Modeling the Transport of Sediments and Hydrophobic Contaminants in the Lower Saginaw River

Document Type



Engineering (HMC)

Publication Date



A study of processes that are significant in the transport and fate of sediments and hydrophobic contaminants in the lower Saginaw River over long periods of time, up to 25 years, has been made. The numerical model used in the analysis consists of a two-dimensional, vertically-integrated, time-dependent hydrodynamic and sediment transport model coupled (a) with a three-dimensional, time-dependent model of the dynamics of the sediment bed and its properties and (b) with a model of the transport and fate of hydrophobic contaminants. Calculations of sediment transport for different magnitude flow events demonstrate the variations in erosion and deposition at different sites and the dependence of this erosion and deposition on the flow rate. These calculations also illustrate the inherent variability, or uncertainty, in any long-term predictions since the results depend to a great extent on the times of occurrence of the largest flow events, times which can not be predicted but are only known statistically.
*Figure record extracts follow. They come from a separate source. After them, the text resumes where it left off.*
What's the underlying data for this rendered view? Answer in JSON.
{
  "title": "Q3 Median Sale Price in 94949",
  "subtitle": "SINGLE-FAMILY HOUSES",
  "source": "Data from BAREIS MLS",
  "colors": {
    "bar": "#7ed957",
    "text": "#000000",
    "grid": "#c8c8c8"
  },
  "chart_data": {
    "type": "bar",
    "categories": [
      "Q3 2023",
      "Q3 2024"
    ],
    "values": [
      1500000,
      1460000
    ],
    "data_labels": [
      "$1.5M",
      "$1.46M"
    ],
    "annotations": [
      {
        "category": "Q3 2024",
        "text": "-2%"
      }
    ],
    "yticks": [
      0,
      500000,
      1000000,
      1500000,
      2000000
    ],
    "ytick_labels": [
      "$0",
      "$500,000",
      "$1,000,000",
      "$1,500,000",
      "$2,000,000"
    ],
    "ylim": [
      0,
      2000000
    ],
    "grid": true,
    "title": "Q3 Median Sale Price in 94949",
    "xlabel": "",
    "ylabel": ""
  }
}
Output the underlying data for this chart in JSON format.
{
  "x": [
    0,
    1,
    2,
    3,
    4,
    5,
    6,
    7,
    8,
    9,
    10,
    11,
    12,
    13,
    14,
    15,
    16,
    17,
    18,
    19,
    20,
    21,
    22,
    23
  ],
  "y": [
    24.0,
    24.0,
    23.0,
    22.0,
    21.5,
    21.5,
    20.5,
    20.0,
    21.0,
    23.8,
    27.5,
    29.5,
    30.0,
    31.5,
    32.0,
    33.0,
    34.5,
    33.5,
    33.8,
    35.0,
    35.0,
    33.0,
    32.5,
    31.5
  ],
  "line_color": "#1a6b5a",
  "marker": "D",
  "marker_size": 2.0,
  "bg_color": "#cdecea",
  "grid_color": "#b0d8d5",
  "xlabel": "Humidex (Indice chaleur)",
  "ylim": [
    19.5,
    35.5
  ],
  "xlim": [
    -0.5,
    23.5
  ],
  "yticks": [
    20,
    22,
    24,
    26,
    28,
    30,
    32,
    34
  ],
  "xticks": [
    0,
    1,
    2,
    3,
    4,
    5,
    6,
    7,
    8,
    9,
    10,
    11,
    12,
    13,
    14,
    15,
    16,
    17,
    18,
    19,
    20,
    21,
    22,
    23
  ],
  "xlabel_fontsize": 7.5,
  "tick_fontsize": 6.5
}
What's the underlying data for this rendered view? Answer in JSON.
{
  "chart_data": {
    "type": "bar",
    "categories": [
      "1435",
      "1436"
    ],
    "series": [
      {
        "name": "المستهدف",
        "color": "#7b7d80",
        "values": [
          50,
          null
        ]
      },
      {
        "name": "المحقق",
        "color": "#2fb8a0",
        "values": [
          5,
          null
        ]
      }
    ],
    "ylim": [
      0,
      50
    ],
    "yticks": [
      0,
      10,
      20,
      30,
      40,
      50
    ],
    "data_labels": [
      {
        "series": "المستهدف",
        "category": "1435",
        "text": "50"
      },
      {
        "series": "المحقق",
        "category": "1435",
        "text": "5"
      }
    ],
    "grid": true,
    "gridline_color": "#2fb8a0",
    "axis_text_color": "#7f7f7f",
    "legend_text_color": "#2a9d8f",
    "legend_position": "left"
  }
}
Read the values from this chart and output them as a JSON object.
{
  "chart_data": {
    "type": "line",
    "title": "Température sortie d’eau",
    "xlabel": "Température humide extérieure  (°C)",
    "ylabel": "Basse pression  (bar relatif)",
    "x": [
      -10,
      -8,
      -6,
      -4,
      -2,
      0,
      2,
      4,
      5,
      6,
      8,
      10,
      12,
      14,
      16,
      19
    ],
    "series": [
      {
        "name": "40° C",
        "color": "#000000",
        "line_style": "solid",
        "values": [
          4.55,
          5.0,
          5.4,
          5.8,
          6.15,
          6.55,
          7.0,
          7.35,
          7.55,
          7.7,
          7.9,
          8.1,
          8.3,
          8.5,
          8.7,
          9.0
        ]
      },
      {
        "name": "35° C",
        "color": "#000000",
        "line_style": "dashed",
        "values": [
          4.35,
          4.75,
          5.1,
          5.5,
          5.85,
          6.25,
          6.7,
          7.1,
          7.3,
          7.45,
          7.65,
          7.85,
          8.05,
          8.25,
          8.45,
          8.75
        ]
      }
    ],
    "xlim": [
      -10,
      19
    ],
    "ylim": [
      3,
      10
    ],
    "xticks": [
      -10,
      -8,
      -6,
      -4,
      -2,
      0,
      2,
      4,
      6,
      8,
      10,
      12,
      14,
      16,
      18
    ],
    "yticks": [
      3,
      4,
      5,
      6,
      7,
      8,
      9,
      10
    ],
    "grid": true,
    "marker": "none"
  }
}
The transport and fate of PCBs were also investigated with the emphasis on the effects of (a) large flow events, (b) incoming upstream PCB loads, and (c) burial of contaminated sediments by clean sediments with subsequent erosion of sediments by a large flow event. The analysis clearly shows that the major erosion of contaminated sediments occurs at the edge of the river channel with little erosion of contaminated sediments in the near-shore area.